Contributor:
Russell Smith
July 21st, 2011

Rules are made to be broken – IT security policy and controls

SMEs often manage without one, and larger companies have it in their staff handbooks, but an IT security policy without the controls to enforce it is of little value, and only useful for assigning blame when something inevitably goes awry.

IT departments often bring users’ attention to security policy by running training courses on induction day and at regular intervals throughout the year. And while there’s some value in security training, it’s acknowledged by many professionals to have limited affect. There will always be users who put their own interests before company policy, or simply fall prey to social engineering. Security training should be placed in the same camp as antivirus, something that is beneficial but ultimately has limited impact in securing endpoints. It may be more productive to place greater emphasis on security training for IT personnel, who frequently fail to understand the basics of the Windows security model, in turn leading to security failures.

The SANS institute has recently updated its 20 Critical Controls document and is a useful starting point for any business that’s looking to reduce risk by deploying controls to enforce policy, or can be used to improve or shape an IT policy if you don’t already have one in place. While SANS lists the controls in no particular order of importance, Control 8: Controlled Use of Administrative Privileges, stands out as one that can bring many quick wins to an organization.
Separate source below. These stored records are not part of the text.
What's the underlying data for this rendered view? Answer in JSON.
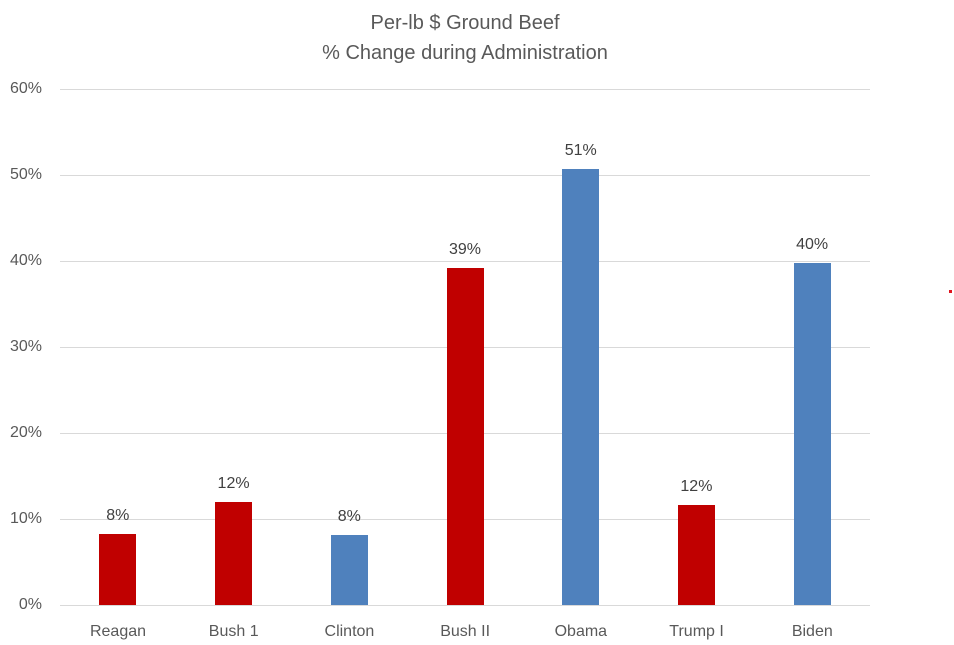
{
  "chart_data": {
    "type": "bar",
    "title": "Per-lb $ Ground Beef",
    "subtitle": "% Change during Administration",
    "title_lines": [
      "Per-lb $ Ground Beef",
      "% Change during Administration"
    ],
    "xlabel": "",
    "ylabel": "",
    "categories": [
      "Reagan",
      "Bush 1",
      "Clinton",
      "Bush II",
      "Obama",
      "Trump I",
      "Biden"
    ],
    "values": [
      8.2,
      12.0,
      8.1,
      39.2,
      50.7,
      11.6,
      39.8
    ],
    "data_labels": [
      "8%",
      "12%",
      "8%",
      "39%",
      "51%",
      "12%",
      "40%"
    ],
    "party": [
      "R",
      "R",
      "D",
      "R",
      "D",
      "R",
      "D"
    ],
    "bar_colors": [
      "#c00000",
      "#c00000",
      "#4f81bd",
      "#c00000",
      "#4f81bd",
      "#c00000",
      "#4f81bd"
    ],
    "ylim": [
      0,
      60
    ],
    "yticks": [
      0,
      10,
      20,
      30,
      40,
      50,
      60
    ],
    "ytick_labels": [
      "0%",
      "10%",
      "20%",
      "30%",
      "40%",
      "50%",
      "60%"
    ],
    "grid": true,
    "legend": null
  },
  "colors": {
    "republican": "#c00000",
    "democrat": "#4f81bd",
    "gridline": "#d9d9d9",
    "text": "#595959"
  }
}
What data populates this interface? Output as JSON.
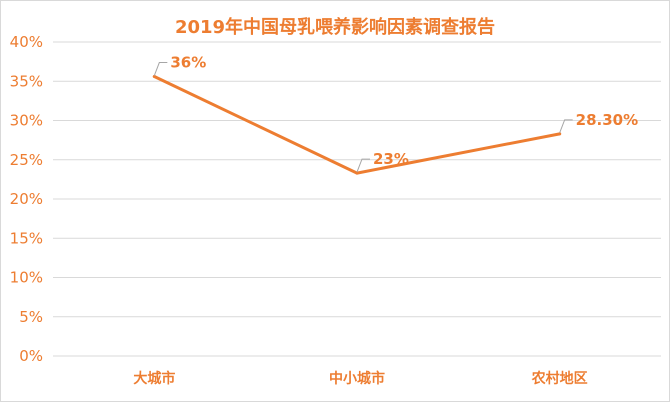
{
  "chart_data": {
    "type": "line",
    "title": "2019年中国母乳喂养影响因素调查报告",
    "categories": [
      "大城市",
      "中小城市",
      "农村地区"
    ],
    "series": [
      {
        "values": [
          35.6,
          23.3,
          28.3
        ]
      }
    ],
    "data_labels": [
      "36%",
      "23%",
      "28.30%"
    ],
    "ylim": [
      0,
      40
    ],
    "yticks": [
      0,
      5,
      10,
      15,
      20,
      25,
      30,
      35,
      40
    ],
    "ytick_labels": [
      "0%",
      "5%",
      "10%",
      "15%",
      "20%",
      "25%",
      "30%",
      "35%",
      "40%"
    ],
    "xlabel": "",
    "ylabel": "",
    "grid": true,
    "legend": "none",
    "colors": {
      "line": "#ED7D31",
      "text": "#ED7D31",
      "grid": "#d9d9d9"
    }
  }
}
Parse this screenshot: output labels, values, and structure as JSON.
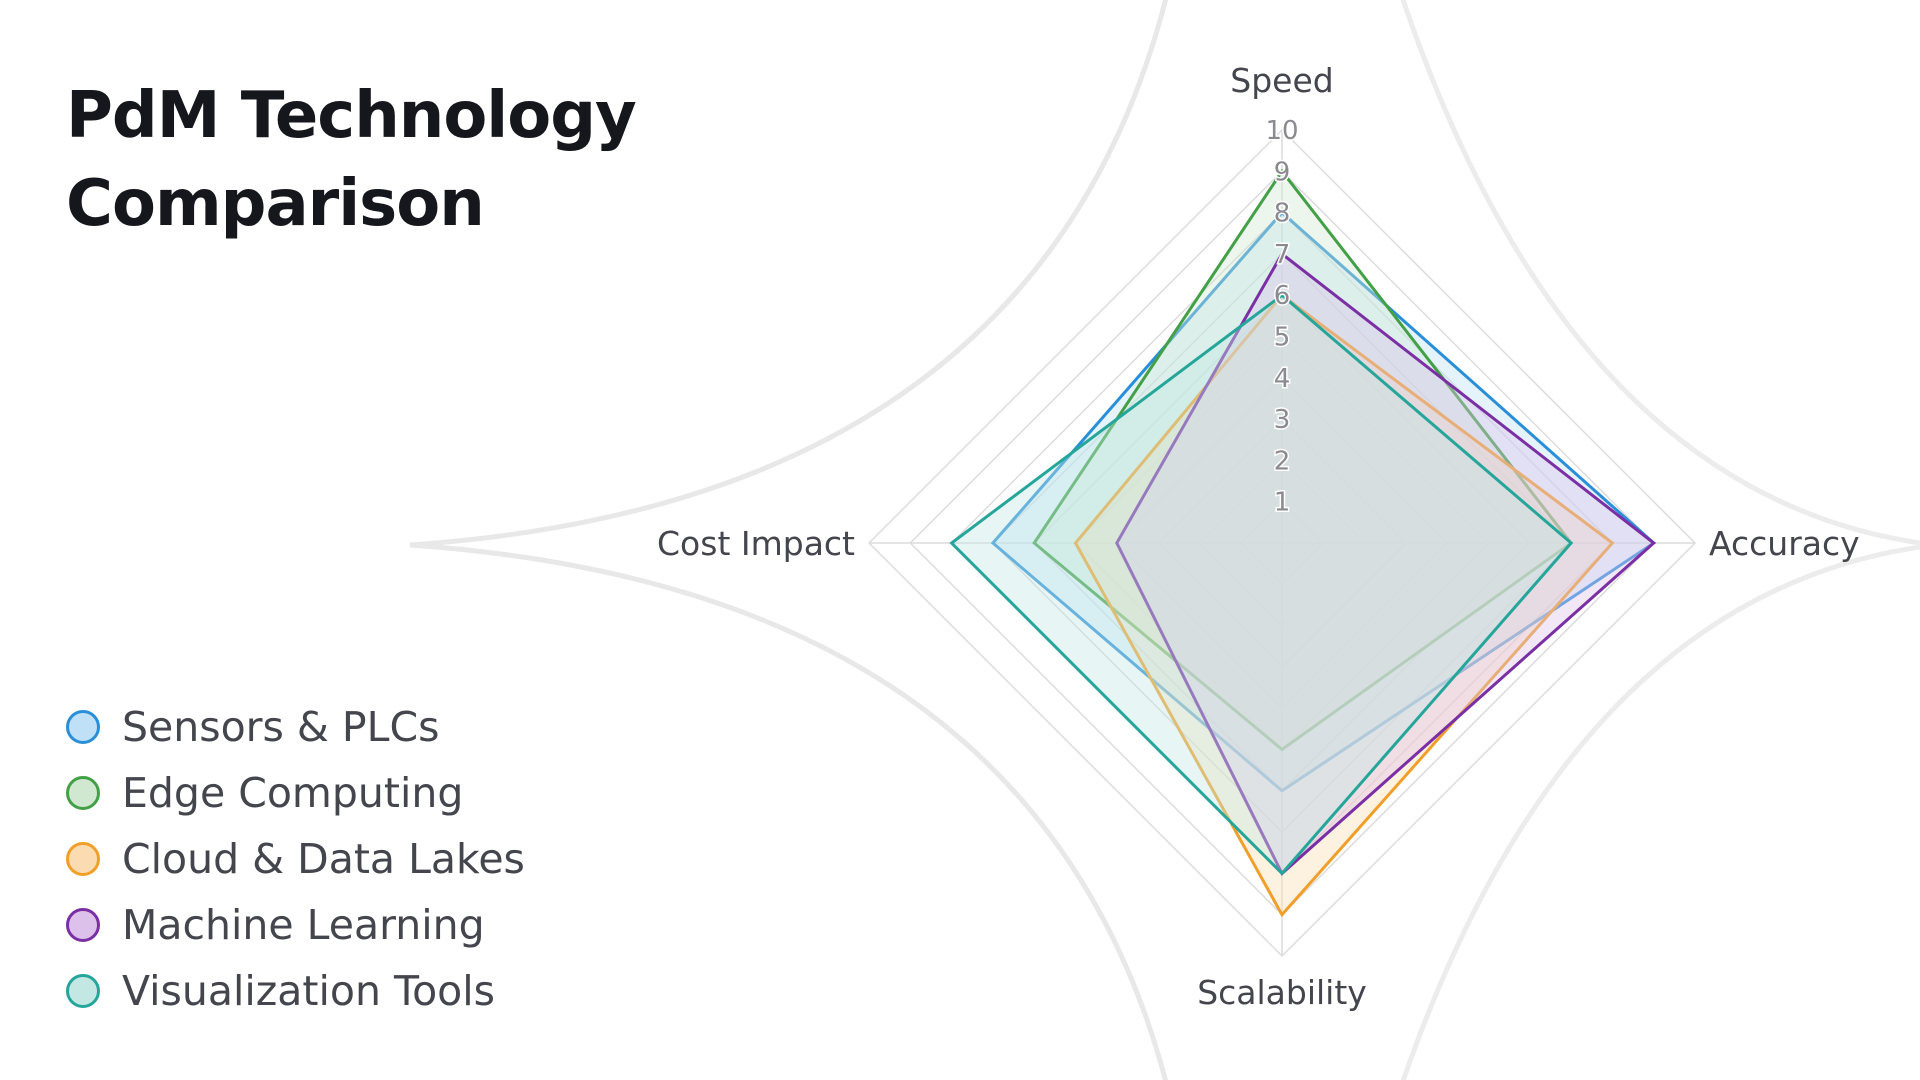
{
  "title": "PdM Technology\nComparison",
  "chart_data": {
    "type": "radar",
    "axes": [
      "Speed",
      "Accuracy",
      "Scalability",
      "Cost Impact"
    ],
    "rlim": [
      0,
      10
    ],
    "ticks": [
      "1",
      "2",
      "3",
      "4",
      "5",
      "6",
      "7",
      "8",
      "9",
      "10"
    ],
    "grid": true,
    "legend_position": "bottom-left",
    "series": [
      {
        "name": "Sensors & PLCs",
        "values": [
          8,
          9,
          6,
          7
        ],
        "color": "#2a8fd9",
        "fill": "#bfe0f7"
      },
      {
        "name": "Edge Computing",
        "values": [
          9,
          7,
          5,
          6
        ],
        "color": "#43a047",
        "fill": "#cfe8cf"
      },
      {
        "name": "Cloud & Data Lakes",
        "values": [
          6,
          8,
          9,
          5
        ],
        "color": "#f0a02a",
        "fill": "#fbdcb2"
      },
      {
        "name": "Machine Learning",
        "values": [
          7,
          9,
          8,
          4
        ],
        "color": "#7b2fa4",
        "fill": "#dcc2ea"
      },
      {
        "name": "Visualization Tools",
        "values": [
          6,
          7,
          8,
          8
        ],
        "color": "#26a69a",
        "fill": "#c3e8e3"
      }
    ]
  }
}
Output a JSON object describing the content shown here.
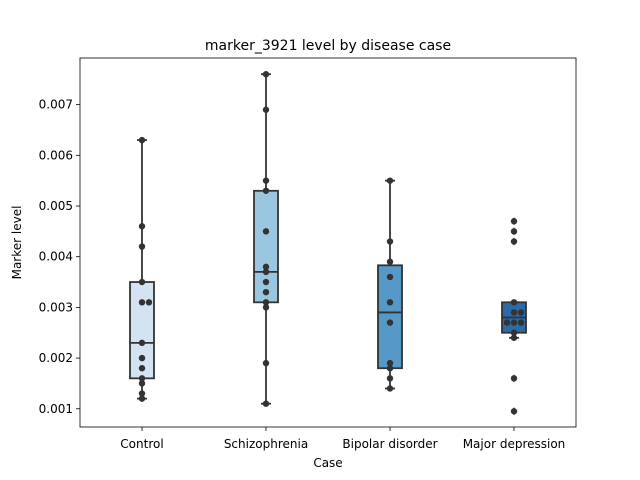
{
  "chart_data": {
    "type": "box",
    "title": "marker_3921 level by disease case",
    "xlabel": "Case",
    "ylabel": "Marker level",
    "ylim": [
      0.00064,
      0.00792
    ],
    "yticks": [
      "0.001",
      "0.002",
      "0.003",
      "0.004",
      "0.005",
      "0.006",
      "0.007"
    ],
    "grid": false,
    "categories": [
      "Control",
      "Schizophrenia",
      "Bipolar disorder",
      "Major depression"
    ],
    "colors": [
      "#d3e3f2",
      "#9bc6df",
      "#5698c7",
      "#2c6ba8"
    ],
    "boxes": [
      {
        "q1": 0.0016,
        "median": 0.0023,
        "q3": 0.0035,
        "whisker_low": 0.0012,
        "whisker_high": 0.0063,
        "outliers": []
      },
      {
        "q1": 0.0031,
        "median": 0.0037,
        "q3": 0.0053,
        "whisker_low": 0.0011,
        "whisker_high": 0.0076,
        "outliers": []
      },
      {
        "q1": 0.0018,
        "median": 0.0029,
        "q3": 0.00383,
        "whisker_low": 0.0014,
        "whisker_high": 0.0055,
        "outliers": []
      },
      {
        "q1": 0.0025,
        "median": 0.0028,
        "q3": 0.0031,
        "whisker_low": 0.0024,
        "whisker_high": 0.0031,
        "outliers": [
          0.0047,
          0.0045,
          0.0043,
          0.0016,
          0.00095
        ]
      }
    ],
    "points": [
      [
        0.0063,
        0.0046,
        0.0042,
        0.0035,
        0.0031,
        0.0031,
        0.0023,
        0.002,
        0.0018,
        0.0016,
        0.0015,
        0.0013,
        0.0012
      ],
      [
        0.0076,
        0.0069,
        0.0055,
        0.0053,
        0.0045,
        0.0038,
        0.0037,
        0.0035,
        0.0033,
        0.0031,
        0.003,
        0.0019,
        0.0011
      ],
      [
        0.0055,
        0.0043,
        0.0039,
        0.0036,
        0.0031,
        0.0027,
        0.0019,
        0.0018,
        0.0016,
        0.0014
      ],
      [
        0.0047,
        0.0045,
        0.0043,
        0.0031,
        0.0029,
        0.0029,
        0.0027,
        0.0027,
        0.0027,
        0.0025,
        0.0024,
        0.0016,
        0.00095
      ]
    ]
  }
}
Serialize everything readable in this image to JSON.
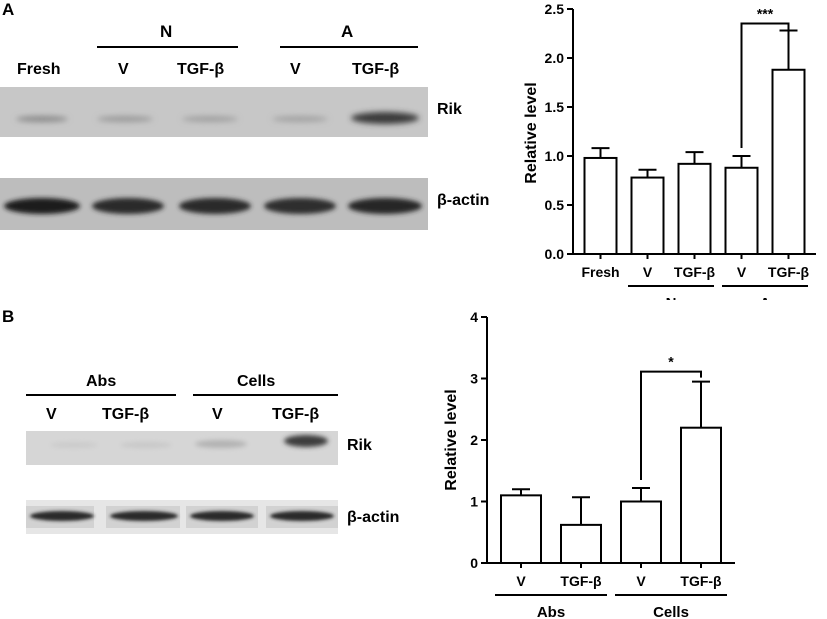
{
  "panel_a": {
    "letter": "A",
    "group_n": "N",
    "group_a": "A",
    "lanes": [
      "Fresh",
      "V",
      "TGF-β",
      "V",
      "TGF-β"
    ],
    "blot_labels": [
      "Rik",
      "β-actin"
    ]
  },
  "panel_b": {
    "letter": "B",
    "group_abs": "Abs",
    "group_cells": "Cells",
    "lanes": [
      "V",
      "TGF-β",
      "V",
      "TGF-β"
    ],
    "blot_labels": [
      "Rik",
      "β-actin"
    ]
  },
  "chart_data": [
    {
      "type": "bar",
      "categories": [
        "Fresh",
        "V",
        "TGF-β",
        "V",
        "TGF-β"
      ],
      "groups": [
        {
          "label": "N",
          "categories": [
            1,
            2
          ]
        },
        {
          "label": "A",
          "categories": [
            3,
            4
          ]
        }
      ],
      "values": [
        0.98,
        0.78,
        0.92,
        0.88,
        1.88
      ],
      "errors": [
        0.1,
        0.08,
        0.12,
        0.12,
        0.4
      ],
      "ylabel": "Relative level",
      "ylim": [
        0,
        2.5
      ],
      "yticks": [
        "0.0",
        "0.5",
        "1.0",
        "1.5",
        "2.0",
        "2.5"
      ],
      "significance": {
        "from": 3,
        "to": 4,
        "label": "***"
      }
    },
    {
      "type": "bar",
      "categories": [
        "V",
        "TGF-β",
        "V",
        "TGF-β"
      ],
      "groups": [
        {
          "label": "Abs",
          "categories": [
            0,
            1
          ]
        },
        {
          "label": "Cells",
          "categories": [
            2,
            3
          ]
        }
      ],
      "values": [
        1.1,
        0.62,
        1.0,
        2.2
      ],
      "errors": [
        0.1,
        0.45,
        0.22,
        0.75
      ],
      "ylabel": "Relative level",
      "ylim": [
        0,
        4
      ],
      "yticks": [
        "0",
        "1",
        "2",
        "3",
        "4"
      ],
      "significance": {
        "from": 2,
        "to": 3,
        "label": "*"
      }
    }
  ]
}
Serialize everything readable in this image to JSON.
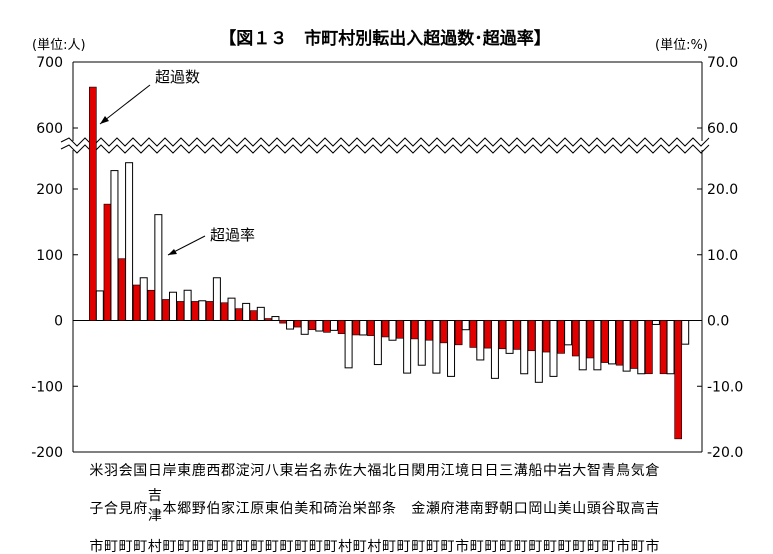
{
  "chart_data": {
    "type": "bar",
    "title": "【図１３　市町村別転出入超過数･超過率】",
    "left_unit": "(単位:人)",
    "right_unit": "(単位:%)",
    "series": [
      {
        "name": "超過数",
        "axis": "left",
        "color": "#e00000",
        "values": [
          662,
          177,
          94,
          54,
          46,
          32,
          29,
          29,
          29,
          27,
          18,
          15,
          3,
          -4,
          -10,
          -14,
          -18,
          -20,
          -22,
          -23,
          -25,
          -27,
          -28,
          -30,
          -34,
          -37,
          -41,
          -42,
          -43,
          -44,
          -46,
          -48,
          -50,
          -54,
          -57,
          -64,
          -68,
          -73,
          -81,
          -81,
          -180
        ]
      },
      {
        "name": "超過率",
        "axis": "right",
        "color": "#ffffff",
        "values": [
          4.5,
          22.8,
          24.0,
          6.5,
          16.1,
          4.3,
          4.6,
          3.0,
          6.5,
          3.4,
          2.6,
          2.0,
          0.6,
          -1.3,
          -2.1,
          -1.6,
          -1.5,
          -7.2,
          -2.2,
          -6.7,
          -3.0,
          -8.0,
          -6.8,
          -8.0,
          -8.5,
          -1.4,
          -6.0,
          -8.8,
          -5.0,
          -8.1,
          -9.4,
          -8.5,
          -3.7,
          -7.5,
          -7.5,
          -6.6,
          -7.7,
          -8.1,
          -0.6,
          -8.1,
          -3.6
        ]
      }
    ],
    "categories": [
      [
        "米",
        "子",
        "市"
      ],
      [
        "羽",
        "合",
        "町"
      ],
      [
        "会",
        "見",
        "町"
      ],
      [
        "国",
        "府",
        "町"
      ],
      [
        "日",
        "吉津",
        "村"
      ],
      [
        "岸",
        "本",
        "町"
      ],
      [
        "東",
        "郷",
        "町"
      ],
      [
        "鹿",
        "野",
        "町"
      ],
      [
        "西",
        "伯",
        "町"
      ],
      [
        "郡",
        "家",
        "町"
      ],
      [
        "淀",
        "江",
        "町"
      ],
      [
        "河",
        "原",
        "町"
      ],
      [
        "八",
        "東",
        "町"
      ],
      [
        "東",
        "伯",
        "町"
      ],
      [
        "岩",
        "美",
        "町"
      ],
      [
        "名",
        "和",
        "町"
      ],
      [
        "赤",
        "碕",
        "町"
      ],
      [
        "佐",
        "治",
        "村"
      ],
      [
        "大",
        "栄",
        "町"
      ],
      [
        "福",
        "部",
        "村"
      ],
      [
        "北",
        "条",
        "町"
      ],
      [
        "日",
        "",
        "町"
      ],
      [
        "関",
        "金",
        "町"
      ],
      [
        "用",
        "瀬",
        "町"
      ],
      [
        "江",
        "府",
        "町"
      ],
      [
        "境",
        "港",
        "市"
      ],
      [
        "日",
        "南",
        "町"
      ],
      [
        "日",
        "野",
        "町"
      ],
      [
        "三",
        "朝",
        "町"
      ],
      [
        "溝",
        "口",
        "町"
      ],
      [
        "船",
        "岡",
        "町"
      ],
      [
        "中",
        "山",
        "町"
      ],
      [
        "岩",
        "美",
        "町"
      ],
      [
        "大",
        "山",
        "町"
      ],
      [
        "智",
        "頭",
        "町"
      ],
      [
        "青",
        "谷",
        "町"
      ],
      [
        "鳥",
        "取",
        "市"
      ],
      [
        "気",
        "高",
        "町"
      ],
      [
        "倉",
        "吉",
        "市"
      ],
      [
        "",
        "",
        ""
      ],
      [
        "",
        "",
        ""
      ]
    ],
    "left_axis": {
      "lower_range": [
        -200,
        200
      ],
      "upper_range": [
        600,
        700
      ],
      "ticks": [
        "-200",
        "-100",
        "0",
        "100",
        "200",
        "600",
        "700"
      ]
    },
    "right_axis": {
      "lower_range": [
        -20.0,
        20.0
      ],
      "upper_range": [
        60.0,
        70.0
      ],
      "ticks": [
        "-20.0",
        "-10.0",
        "0.0",
        "10.0",
        "20.0",
        "60.0",
        "70.0"
      ]
    },
    "annotations": [
      "超過数",
      "超過率"
    ],
    "grid": false,
    "legend": "none"
  }
}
SANS states ‘The misuse of administrator privileges is a primary method for attackers to spread inside a target enterprise’ and continues by highlighting the basic principle of least privilege in that administrator accounts should not be used for everyday work activities, such as browsing the web and reading emails. Control 8 can be used to limit the damage caused by users who install malware on endpoints and reduce the risk of compromise from unpatched software vulnerabilities.

SANS also refers to Configuration/Hygiene, where IT staff should use a non-administrative account for support tasks on endpoints and only elevate to privileges as required using the Windows Run as command. And importantly, this should also apply to outside service providers that have access to internal endpoints for support purposes. Control 8 can also be implemented to partially achieve successful deployment of some of the remaining critical controls listed by SANS, including:

Control 3: Secure Configurations for Hardware and Software on Laptops, Workstations, and Servers

Control 7: Application Software Security

Control 12: Malware Defenses

Control 15: Data Loss Prevention

Remember when looking through the list of 20 Critical Controls, those that address the root causes of security problems, such as malware getting installed on endpoints, will bring greater initial benefits than soft controls, such as Control 20: Security Skills Assessment and Appropriate Training to Fill Gaps. Once you’ve identified the risks that are most likely to affect your company and forged suitable policies, don’t rely on user awareness training and antivirus software to ensure policy is adhered to. Employ suitable technologies, such as Windows 7 AppLocker; or 3rd-party utilities, like Avecto , to control the use of administrative privileges and for application whitelisting.